How do you intergrate (x^2-1)e^xdx?

Answer 1

You'll have to use integration by parts. The basic formula is
integral(u dv) = u v - integral(v du)

In this case, you start by setting u = x^2 - 1, dv = e^x dx
then you can differentiate/integrate to get du = 2x dx, v = e^x

integral[(x^2-1)e^x dx] = (x^2 - 1)e^x - integral(e^x * 2x * dx)
= (x^2-1)e^x - 2 * integral(x e^x dx)

You need to repeat integration by parts again, this time with u = x and dv = e^x dx, which gives du = dx and v = e^x

= (x^2 - 1) e^x - 2 * [x e^x - integral(e^x dx)]
= (x^2 - 1) e^x - 2x e^x + 2 e^x + C
which simplifies to
x^2 e^x - 2x e^x + e^x + C

Answer 2

Separate it into two integrals: The first integrand is x^2 * e^x and the second is e^x.

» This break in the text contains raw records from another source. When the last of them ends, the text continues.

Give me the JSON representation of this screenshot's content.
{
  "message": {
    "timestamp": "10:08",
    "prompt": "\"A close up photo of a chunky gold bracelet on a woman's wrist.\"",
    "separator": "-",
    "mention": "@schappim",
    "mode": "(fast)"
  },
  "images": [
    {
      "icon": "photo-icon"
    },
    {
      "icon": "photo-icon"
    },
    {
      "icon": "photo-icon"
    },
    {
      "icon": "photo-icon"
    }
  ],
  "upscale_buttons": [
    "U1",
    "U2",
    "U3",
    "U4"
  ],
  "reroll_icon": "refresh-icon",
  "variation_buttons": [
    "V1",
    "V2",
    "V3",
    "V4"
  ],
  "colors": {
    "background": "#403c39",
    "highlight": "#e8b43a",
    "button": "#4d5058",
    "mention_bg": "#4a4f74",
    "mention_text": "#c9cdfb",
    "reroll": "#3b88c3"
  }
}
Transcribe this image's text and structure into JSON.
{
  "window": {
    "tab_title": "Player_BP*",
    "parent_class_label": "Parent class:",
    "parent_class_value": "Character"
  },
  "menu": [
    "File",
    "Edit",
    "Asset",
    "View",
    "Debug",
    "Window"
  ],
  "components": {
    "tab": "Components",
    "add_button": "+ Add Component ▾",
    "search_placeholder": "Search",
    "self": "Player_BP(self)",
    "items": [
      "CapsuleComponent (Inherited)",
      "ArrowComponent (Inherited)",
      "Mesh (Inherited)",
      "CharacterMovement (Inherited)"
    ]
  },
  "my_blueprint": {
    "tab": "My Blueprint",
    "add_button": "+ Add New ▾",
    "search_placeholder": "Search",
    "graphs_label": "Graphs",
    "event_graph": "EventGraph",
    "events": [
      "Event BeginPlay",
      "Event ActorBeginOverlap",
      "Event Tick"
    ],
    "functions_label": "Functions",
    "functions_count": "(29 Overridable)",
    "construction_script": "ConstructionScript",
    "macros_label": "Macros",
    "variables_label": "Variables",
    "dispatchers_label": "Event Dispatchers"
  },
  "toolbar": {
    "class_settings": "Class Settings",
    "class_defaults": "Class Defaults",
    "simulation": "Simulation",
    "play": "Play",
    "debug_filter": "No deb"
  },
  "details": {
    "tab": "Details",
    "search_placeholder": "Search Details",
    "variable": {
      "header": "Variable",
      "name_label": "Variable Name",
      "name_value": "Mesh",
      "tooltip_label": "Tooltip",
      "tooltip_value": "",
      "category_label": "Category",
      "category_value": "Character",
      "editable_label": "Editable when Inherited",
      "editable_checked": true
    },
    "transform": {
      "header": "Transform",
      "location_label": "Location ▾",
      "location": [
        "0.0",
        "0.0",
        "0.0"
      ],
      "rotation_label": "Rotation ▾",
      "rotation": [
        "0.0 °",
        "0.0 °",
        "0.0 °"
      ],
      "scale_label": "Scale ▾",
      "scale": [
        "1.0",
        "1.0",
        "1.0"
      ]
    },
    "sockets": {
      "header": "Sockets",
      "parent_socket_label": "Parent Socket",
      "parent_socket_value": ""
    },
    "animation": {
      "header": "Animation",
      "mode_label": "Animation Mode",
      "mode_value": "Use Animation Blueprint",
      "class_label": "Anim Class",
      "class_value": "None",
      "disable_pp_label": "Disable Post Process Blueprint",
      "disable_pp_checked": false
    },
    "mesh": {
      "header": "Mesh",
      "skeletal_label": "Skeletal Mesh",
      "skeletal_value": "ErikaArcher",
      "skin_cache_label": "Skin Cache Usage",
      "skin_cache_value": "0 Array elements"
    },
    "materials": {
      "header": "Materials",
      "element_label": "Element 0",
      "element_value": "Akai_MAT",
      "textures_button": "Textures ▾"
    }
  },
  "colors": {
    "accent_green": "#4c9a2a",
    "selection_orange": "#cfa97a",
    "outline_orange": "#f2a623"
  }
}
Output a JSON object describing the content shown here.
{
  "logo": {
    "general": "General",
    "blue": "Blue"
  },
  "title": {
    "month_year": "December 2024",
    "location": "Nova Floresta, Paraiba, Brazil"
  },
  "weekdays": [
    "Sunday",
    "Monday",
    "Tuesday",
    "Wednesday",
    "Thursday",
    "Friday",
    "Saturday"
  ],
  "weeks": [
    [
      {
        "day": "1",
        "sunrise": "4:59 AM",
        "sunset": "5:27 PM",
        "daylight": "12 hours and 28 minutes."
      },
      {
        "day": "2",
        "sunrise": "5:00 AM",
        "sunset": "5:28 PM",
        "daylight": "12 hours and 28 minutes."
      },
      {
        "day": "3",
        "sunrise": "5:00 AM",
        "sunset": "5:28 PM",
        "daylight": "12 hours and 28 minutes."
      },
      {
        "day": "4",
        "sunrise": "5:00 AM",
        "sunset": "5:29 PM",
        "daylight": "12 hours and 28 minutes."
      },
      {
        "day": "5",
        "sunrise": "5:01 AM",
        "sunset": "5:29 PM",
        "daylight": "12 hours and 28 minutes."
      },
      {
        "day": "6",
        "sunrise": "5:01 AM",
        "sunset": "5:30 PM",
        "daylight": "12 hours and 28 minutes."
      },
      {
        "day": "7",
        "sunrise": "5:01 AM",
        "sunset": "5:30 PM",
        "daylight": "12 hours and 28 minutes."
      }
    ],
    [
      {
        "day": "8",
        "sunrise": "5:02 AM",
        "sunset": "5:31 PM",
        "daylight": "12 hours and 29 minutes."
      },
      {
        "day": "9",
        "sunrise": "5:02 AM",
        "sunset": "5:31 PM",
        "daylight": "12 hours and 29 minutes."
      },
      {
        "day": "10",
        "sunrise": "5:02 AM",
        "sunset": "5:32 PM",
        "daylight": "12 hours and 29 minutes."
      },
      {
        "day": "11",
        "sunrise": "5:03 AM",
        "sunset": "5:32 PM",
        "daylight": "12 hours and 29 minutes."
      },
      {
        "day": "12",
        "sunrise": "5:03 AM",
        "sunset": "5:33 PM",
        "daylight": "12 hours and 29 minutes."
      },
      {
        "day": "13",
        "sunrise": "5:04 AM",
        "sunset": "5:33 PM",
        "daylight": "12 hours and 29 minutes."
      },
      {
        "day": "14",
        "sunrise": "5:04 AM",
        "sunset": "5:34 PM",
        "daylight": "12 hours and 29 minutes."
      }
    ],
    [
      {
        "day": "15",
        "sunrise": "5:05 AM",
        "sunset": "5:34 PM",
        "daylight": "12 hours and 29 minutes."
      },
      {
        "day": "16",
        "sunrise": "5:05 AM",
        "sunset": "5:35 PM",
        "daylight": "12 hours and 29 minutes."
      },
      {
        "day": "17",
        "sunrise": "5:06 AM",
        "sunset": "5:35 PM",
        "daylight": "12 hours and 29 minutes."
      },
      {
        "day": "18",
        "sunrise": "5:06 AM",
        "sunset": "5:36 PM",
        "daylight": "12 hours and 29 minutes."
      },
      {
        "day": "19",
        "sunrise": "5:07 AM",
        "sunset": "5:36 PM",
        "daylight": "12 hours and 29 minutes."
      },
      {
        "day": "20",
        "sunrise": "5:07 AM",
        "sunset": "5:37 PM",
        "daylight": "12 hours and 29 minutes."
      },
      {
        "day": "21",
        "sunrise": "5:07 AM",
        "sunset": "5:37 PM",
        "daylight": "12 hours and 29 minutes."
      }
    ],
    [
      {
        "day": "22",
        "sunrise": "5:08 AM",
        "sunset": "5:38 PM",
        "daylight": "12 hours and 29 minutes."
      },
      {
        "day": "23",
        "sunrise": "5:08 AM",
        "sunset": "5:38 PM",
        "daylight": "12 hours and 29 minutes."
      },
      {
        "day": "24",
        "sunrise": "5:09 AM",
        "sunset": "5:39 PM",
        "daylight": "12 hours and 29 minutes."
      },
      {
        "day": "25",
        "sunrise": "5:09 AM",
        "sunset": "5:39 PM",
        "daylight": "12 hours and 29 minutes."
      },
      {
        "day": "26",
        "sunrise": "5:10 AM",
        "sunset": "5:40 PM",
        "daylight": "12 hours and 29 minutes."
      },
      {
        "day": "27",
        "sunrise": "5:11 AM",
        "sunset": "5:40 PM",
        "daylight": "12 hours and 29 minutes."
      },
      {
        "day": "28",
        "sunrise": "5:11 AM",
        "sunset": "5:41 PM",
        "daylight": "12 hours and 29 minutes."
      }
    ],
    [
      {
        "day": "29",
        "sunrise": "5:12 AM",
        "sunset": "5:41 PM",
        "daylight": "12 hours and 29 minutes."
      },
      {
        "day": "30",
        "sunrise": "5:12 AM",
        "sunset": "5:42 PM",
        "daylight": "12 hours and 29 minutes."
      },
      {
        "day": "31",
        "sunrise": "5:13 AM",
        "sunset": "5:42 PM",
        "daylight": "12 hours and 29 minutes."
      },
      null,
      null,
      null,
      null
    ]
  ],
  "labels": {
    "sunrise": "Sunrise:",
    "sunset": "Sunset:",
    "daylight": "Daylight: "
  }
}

Use integration by parts to interate x^2 * e^x, preferably the tabular form, since it's quicker.

Answer 3

By parts: let u = x^2 - 1, dv = e^x dx
∫u dv = uv - ∫v du
So ∫(x^2 - 1) e^x dx = (x^2 - 1) e^x - ∫ e^x (2x) dx
Integrate by parts again:
= (x^2 - 1) e^x - (2x e^x - ∫ e^x (2) dx)
= (x^2 - 1) e^x - 2x e^x + 4e^x + c
= e^x (x^2 - 2x + 3) + c.

Answer 4

using integration by part
the answer is (X^2-1)e^x - 2xe^x + 2e^x
simplify it yourself